We rank states by their discipline rate, with higher rates indicating more active board enforcement per licensed physician. We also provide board contact information and direct links to physician lookup tools for every state, enabling patients to verify individual physician credentials directly through official channels.

What We Track

  • 50 states plus D.C. — Discipline rates, physician counts, and board contact information
  • Serious disciplinary actions — Revocations, suspensions, surrenders, and probations with restrictions
  • State rankings — National comparison of medical board enforcement activity
  • Board resources — Direct links and contact details for every state medical board

Data Currency

The current dataset uses the most recent Public Citizen ranking covering the 2021-2023 period and FSMB physician data from 2023. Public Citizen typically publishes updated rankings every 2-3 years. FSMB physician data is published annually. We update PlainDiscipline when new editions of these reports become available.

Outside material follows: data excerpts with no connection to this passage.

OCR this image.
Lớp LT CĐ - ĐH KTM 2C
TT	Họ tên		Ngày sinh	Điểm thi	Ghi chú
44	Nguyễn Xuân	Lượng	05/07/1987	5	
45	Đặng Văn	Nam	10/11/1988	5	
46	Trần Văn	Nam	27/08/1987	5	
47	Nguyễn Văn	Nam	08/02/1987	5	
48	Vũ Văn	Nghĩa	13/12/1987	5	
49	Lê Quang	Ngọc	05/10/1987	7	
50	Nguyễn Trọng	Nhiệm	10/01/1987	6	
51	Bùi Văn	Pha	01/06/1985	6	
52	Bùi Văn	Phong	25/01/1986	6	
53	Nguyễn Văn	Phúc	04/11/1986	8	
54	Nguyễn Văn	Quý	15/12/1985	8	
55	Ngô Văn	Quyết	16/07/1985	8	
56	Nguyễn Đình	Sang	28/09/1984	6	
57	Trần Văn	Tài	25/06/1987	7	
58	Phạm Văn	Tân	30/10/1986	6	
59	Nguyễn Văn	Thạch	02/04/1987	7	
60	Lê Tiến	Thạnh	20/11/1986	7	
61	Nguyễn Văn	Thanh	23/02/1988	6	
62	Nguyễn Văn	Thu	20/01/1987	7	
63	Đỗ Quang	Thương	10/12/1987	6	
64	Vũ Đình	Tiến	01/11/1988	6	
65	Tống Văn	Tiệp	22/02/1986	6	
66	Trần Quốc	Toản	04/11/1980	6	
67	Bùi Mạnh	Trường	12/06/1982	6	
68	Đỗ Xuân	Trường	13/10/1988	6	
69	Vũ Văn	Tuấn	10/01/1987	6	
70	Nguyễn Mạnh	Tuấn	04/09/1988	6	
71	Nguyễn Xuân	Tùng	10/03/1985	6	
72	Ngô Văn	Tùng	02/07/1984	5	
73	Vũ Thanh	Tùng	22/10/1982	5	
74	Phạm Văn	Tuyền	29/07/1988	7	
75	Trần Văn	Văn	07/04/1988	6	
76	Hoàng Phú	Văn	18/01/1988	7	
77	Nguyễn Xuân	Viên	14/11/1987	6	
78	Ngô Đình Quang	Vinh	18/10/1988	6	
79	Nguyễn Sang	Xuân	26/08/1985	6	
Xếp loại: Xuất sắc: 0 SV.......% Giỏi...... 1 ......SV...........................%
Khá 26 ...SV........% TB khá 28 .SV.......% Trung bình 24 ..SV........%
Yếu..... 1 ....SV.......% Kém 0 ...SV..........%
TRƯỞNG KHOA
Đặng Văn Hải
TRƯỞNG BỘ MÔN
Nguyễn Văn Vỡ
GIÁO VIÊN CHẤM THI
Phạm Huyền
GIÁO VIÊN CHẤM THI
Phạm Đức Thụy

State medical board contact information is verified against official state government websites and updated as boards change their web addresses or contact details.

Important Limitations

  • This is aggregate state-level data, not individual physician records. To verify a specific physician, always check directly with the state medical board.
  • Rates reflect reported and recorded actions — undiscovered misconduct is not counted.
  • State boards vary in resources, reporting requirements, and enforcement culture, making direct comparisons imperfect.
  • Minor actions like letters of concern or administrative fines are generally excluded from "serious" counts.

YMYL Responsibility

Healthcare decisions are high-stakes. We take accuracy seriously and cite every data point. Nothing on PlainDiscipline constitutes medical or legal advice. If you have a healthcare concern about a physician, contact your state medical board directly. If you have a medical emergency, call 911. Always verify credentials through official channels before making healthcare decisions based on provider background.

Who This Is For

PlainDiscipline serves patients who want to understand how actively their state medical board polices the profession before choosing a healthcare provider. It serves researchers studying medical board enforcement patterns and policy effectiveness. It serves journalists investigating healthcare quality and oversight issues. And it serves policymakers evaluating whether medical board resources, authority, and enforcement culture are adequate to protect patients in their jurisdiction.

For all users, we recommend combining PlainDiscipline aggregate data with direct verification of individual physician credentials through your state medical board. Our guides section provides step-by-step instructions for checking physician backgrounds, understanding disciplinary actions, and navigating the medical board system.

Editorial Independence & How Content Is Produced

Content on PlainDiscipline is compiled by our editorial team from official source data. Raw data from the Public Citizen Health Research Group, the Federation of State Medical Boards (FSMB), and individual state medical board websites is transformed into readable profiles by our continuous editorial pipeline, then validated against the source before publication. The PlainDiscipline editorial team, operating under Kiznis Studio, is responsible for editorial standards, methodology, and corrections.

We do not accept payment, sponsorship, or promoted placement from state medical boards, physicians, hospitals, healthcare systems, or any regulated entity. Our only revenue source is contextual display advertising served by Google AdSense — advertisers do not influence which states or boards we cover or how we present data, and they do not receive preferential placement.